Later in the trial, defense counsel moved for a mistrial, arguing that the prosecutor violated the court’s order by asking Maria if she thought Garcia was a lesbian. The court denied the motion.
Later in the trial, Maria’s sister took the stand. The prosecutor asked her if she had ever seen Garcia with a boyfriend. Defense counsel again objected, “relevance.” The court over ruled the objection and sister said no.
In her closing argument, the prosecutor pushed the issue even further, perhaps emboldened by the judge’s two enabling rulings in this regard. The prosecutor urged the jury to consider Garcia’s sexual orientation in deciding the truth of the charges. “Is Garcia attracted to women? Okay? She has the motive.” At this point the defense attorney again moved for a mistrial and the judge denied it.
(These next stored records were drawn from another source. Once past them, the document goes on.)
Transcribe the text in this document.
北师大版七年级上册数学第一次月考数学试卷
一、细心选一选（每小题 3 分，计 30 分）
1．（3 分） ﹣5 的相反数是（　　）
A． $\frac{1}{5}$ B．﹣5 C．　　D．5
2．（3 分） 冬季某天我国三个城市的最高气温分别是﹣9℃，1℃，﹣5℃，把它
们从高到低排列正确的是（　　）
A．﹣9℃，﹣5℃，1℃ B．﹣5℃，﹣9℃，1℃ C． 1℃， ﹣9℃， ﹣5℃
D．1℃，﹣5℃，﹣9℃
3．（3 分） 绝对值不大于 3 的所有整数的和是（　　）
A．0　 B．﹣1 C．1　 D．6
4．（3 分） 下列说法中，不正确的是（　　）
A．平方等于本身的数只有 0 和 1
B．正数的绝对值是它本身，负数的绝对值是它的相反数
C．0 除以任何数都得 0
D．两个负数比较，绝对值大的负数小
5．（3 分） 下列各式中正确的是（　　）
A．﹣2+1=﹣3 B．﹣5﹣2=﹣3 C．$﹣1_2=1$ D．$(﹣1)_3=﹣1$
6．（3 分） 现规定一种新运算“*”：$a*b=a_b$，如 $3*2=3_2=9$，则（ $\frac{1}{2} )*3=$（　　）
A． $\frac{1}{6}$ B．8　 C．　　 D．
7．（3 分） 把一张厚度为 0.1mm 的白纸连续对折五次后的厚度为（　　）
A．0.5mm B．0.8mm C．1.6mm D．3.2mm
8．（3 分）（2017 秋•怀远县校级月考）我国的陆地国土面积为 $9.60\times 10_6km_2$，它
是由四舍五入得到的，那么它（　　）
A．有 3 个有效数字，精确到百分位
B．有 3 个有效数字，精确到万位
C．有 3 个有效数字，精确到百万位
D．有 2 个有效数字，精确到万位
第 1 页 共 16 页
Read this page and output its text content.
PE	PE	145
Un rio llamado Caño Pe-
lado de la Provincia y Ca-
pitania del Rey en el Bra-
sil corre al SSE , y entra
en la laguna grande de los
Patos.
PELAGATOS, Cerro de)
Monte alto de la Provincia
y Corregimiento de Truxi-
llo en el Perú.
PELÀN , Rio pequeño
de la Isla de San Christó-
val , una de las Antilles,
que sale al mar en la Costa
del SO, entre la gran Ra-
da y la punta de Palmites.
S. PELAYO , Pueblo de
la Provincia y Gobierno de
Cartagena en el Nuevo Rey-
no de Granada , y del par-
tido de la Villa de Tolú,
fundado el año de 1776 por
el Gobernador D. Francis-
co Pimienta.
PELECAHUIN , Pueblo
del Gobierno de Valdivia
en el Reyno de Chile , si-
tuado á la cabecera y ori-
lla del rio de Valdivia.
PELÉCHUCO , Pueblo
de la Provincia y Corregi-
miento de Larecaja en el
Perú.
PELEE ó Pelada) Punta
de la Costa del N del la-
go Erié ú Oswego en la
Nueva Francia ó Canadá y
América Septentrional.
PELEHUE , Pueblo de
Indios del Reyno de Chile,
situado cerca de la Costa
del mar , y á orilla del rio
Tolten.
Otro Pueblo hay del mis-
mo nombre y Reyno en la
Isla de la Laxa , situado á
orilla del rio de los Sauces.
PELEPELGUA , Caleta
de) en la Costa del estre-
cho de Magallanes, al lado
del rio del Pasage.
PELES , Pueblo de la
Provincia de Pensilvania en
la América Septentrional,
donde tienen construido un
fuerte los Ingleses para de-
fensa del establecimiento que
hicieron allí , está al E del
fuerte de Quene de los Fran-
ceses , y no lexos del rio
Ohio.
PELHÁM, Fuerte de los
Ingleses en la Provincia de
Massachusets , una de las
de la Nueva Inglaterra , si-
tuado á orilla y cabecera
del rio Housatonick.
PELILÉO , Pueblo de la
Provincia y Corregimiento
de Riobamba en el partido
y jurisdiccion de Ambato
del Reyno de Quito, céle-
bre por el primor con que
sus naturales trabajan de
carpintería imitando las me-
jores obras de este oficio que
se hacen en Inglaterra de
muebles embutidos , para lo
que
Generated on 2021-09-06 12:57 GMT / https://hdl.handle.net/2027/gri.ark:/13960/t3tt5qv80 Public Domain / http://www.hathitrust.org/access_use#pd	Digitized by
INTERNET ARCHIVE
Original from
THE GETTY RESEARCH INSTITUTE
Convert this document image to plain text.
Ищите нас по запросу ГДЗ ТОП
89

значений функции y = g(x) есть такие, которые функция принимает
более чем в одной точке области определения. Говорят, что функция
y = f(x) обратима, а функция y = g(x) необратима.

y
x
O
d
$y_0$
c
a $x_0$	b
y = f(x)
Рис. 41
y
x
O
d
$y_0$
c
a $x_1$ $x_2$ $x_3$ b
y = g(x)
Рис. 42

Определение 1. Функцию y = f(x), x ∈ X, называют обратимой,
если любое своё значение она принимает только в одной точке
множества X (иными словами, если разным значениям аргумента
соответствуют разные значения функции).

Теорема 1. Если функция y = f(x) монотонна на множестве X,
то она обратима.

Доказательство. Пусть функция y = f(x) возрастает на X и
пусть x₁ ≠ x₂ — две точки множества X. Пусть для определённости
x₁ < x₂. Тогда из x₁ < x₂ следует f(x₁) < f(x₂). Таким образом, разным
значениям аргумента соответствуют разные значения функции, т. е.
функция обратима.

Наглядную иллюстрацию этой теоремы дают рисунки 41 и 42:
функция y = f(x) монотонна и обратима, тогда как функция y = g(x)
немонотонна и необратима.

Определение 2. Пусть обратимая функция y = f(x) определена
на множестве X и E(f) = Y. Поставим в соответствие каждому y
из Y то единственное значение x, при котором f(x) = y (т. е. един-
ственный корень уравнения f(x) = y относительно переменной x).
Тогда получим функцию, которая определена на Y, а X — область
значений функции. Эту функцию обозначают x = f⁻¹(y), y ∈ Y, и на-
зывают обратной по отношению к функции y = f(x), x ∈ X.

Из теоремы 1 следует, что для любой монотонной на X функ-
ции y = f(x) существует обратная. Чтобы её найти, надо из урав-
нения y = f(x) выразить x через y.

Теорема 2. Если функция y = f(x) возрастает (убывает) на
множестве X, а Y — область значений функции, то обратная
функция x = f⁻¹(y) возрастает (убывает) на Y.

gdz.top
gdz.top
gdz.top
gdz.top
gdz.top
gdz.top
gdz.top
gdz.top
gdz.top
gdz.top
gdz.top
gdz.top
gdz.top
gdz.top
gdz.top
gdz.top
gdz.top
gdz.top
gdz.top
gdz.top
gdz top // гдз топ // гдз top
The jury found Garcia guilty of continuous sexual abuse of a child and found true the allegation that she engaged in substantial sexual conduct. The court sentenced her to 16 years in state prison.
Garcia appealed the verdict to the Fourth Appellate District arguing that the trial court erred in denying her requests for a mistrial.
The Fourth Appellate District began its analysis by stating the law on mistrial. “A motion for mistrial should only be granted when defendant’s chances of receiving a fair trial have been irretrievably damaged.” People v. Ayala (2000) 23 Cal. 4th 225, 282.
The prosecution opposed the appeal by noting that California courts have “long recognized” that a defendant’s sexual attraction to adults of the same sex has nothing to do with whether they are sexually attracted to children of the same sex.” People v. Giari (1956) 145 Cal. App.2d 539. Moreover, the modern understanding of pedophilia is that it often exists wholly independently from homosexuality.” The existence or absence of one neither establishes nor disapproves the other.” State v. Crotts (Ohio 2004) 820 N.E. 2d. 302, 306.
The appellate court noted that the trial court did the correct thing in admonishing the jurors to disregard the issue of appellant’s sexual orientation.
The prosecutor, however, told the jurors in her closing argument that Garcia’s sexual orientation was relevant to the issue of motive. And then in the standard jury instructions, the court informed jurors that they could consider the issue of motive in deciding the truth of the charges (CAL Crim No. 370).